Over time, then, more people than just a few intellectuals began to take seriously the idea that the Greeks were one in blood as well as in culture and to take steps to consolidate the Greek world on that basis. The Roman creation of the provinces of Achaia and Macedonia and the patchwork of Greek provinces in Asia Minor was the culmination of that trend. But – in a phenomenon with which the modern world is all too familiar – these Roman provinces created borders, which were not necessarily salient to the Greeks themselves.
Religious purpose
In the first and second centuries ad, super-confederacies were formed out of the confederacies of both Greece and Anatolia. These could not be political unions, since politically the Greek confederacies were members of the Roman provinces, so they were given a religious purpose. They were founded on the worship of the emperor: Caligula for the first-century league and Hadrian for the second. The delegates called themselves ‘Panhellenes’ and met, in the second century, in a temple called the Panhellenion, built in Hadrianopolis, a new suburb of Athens constructed by Hadrian. Neither of these leagues lasted more than a few decades, but they show that the Greeks’ awareness of themselves as a potential nation survived the imposition of Roman provinces.

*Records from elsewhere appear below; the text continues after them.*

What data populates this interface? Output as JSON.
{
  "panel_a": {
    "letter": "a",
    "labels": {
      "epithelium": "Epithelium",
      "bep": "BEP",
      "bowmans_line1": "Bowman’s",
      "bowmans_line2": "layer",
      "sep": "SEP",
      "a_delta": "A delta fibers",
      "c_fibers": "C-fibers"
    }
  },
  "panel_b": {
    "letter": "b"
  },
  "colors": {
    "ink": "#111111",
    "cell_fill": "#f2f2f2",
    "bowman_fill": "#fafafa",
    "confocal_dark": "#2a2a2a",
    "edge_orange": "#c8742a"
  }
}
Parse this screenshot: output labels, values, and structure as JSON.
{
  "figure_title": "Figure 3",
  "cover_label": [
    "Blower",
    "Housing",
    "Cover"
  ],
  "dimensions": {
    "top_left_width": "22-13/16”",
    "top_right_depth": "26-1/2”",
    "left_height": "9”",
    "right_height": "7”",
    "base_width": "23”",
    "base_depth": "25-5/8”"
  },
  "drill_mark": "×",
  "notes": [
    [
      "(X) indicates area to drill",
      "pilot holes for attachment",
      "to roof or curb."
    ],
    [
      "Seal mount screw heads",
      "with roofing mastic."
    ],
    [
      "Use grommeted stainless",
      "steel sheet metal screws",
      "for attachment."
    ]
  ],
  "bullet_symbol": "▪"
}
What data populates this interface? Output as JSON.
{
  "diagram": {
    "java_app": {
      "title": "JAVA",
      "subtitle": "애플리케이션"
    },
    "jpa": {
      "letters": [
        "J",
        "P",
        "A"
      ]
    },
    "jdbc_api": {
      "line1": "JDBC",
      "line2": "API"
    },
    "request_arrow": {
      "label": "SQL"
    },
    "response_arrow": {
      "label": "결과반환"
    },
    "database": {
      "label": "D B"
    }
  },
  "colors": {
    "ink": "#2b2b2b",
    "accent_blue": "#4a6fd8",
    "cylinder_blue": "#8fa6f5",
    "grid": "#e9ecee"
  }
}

There was always one thing missing. The Greeks could stress their shared language, their kinship, their similar forms of worship, of dress, of warfare. Despite the fact that so much of their history involved Greeks fighting one another, they could create a sense of a shared history by stressing Panhellenic moments, such as the Trojan War, the Persian Wars and the long resistance to Macedon. Yet they could never point to a Greek homeland. They shared the sea, but they had no land.
In the fourth century, however, some politicians began to speak of Greece as ‘the common fatherland’. Isocrates, for example, projected back onto earlier Greeks the idea that ‘while they regarded their native cities as their several places of abode, yet they considered Greece to be their common fatherland’. He supposed that earlier Greeks were capable of transcending an identification with one’s birthplace and recognising a higher level of shared Greekness. But at the time the idea of a shared Greek homeland was a fantasy, no more than a rhetorical appeal for unity.
The road to political unification would never reach an end until there was a Greek homeland; until then, it would always be partial, cultural more than political. For many centuries, as members of the Eastern Roman Empire and then of the Ottoman, the Greeks remembered that they were one and held in their imaginations a sense of community. Finally, in 1832, as a result of the War of Independence, Greece became a true nation state, with its own territory, government, history, religion, language and culture.
Robin Waterfield is the author of Creators, Conquerors, and Citizens: A History of Ancient Greece (Oxford University Press, 2018).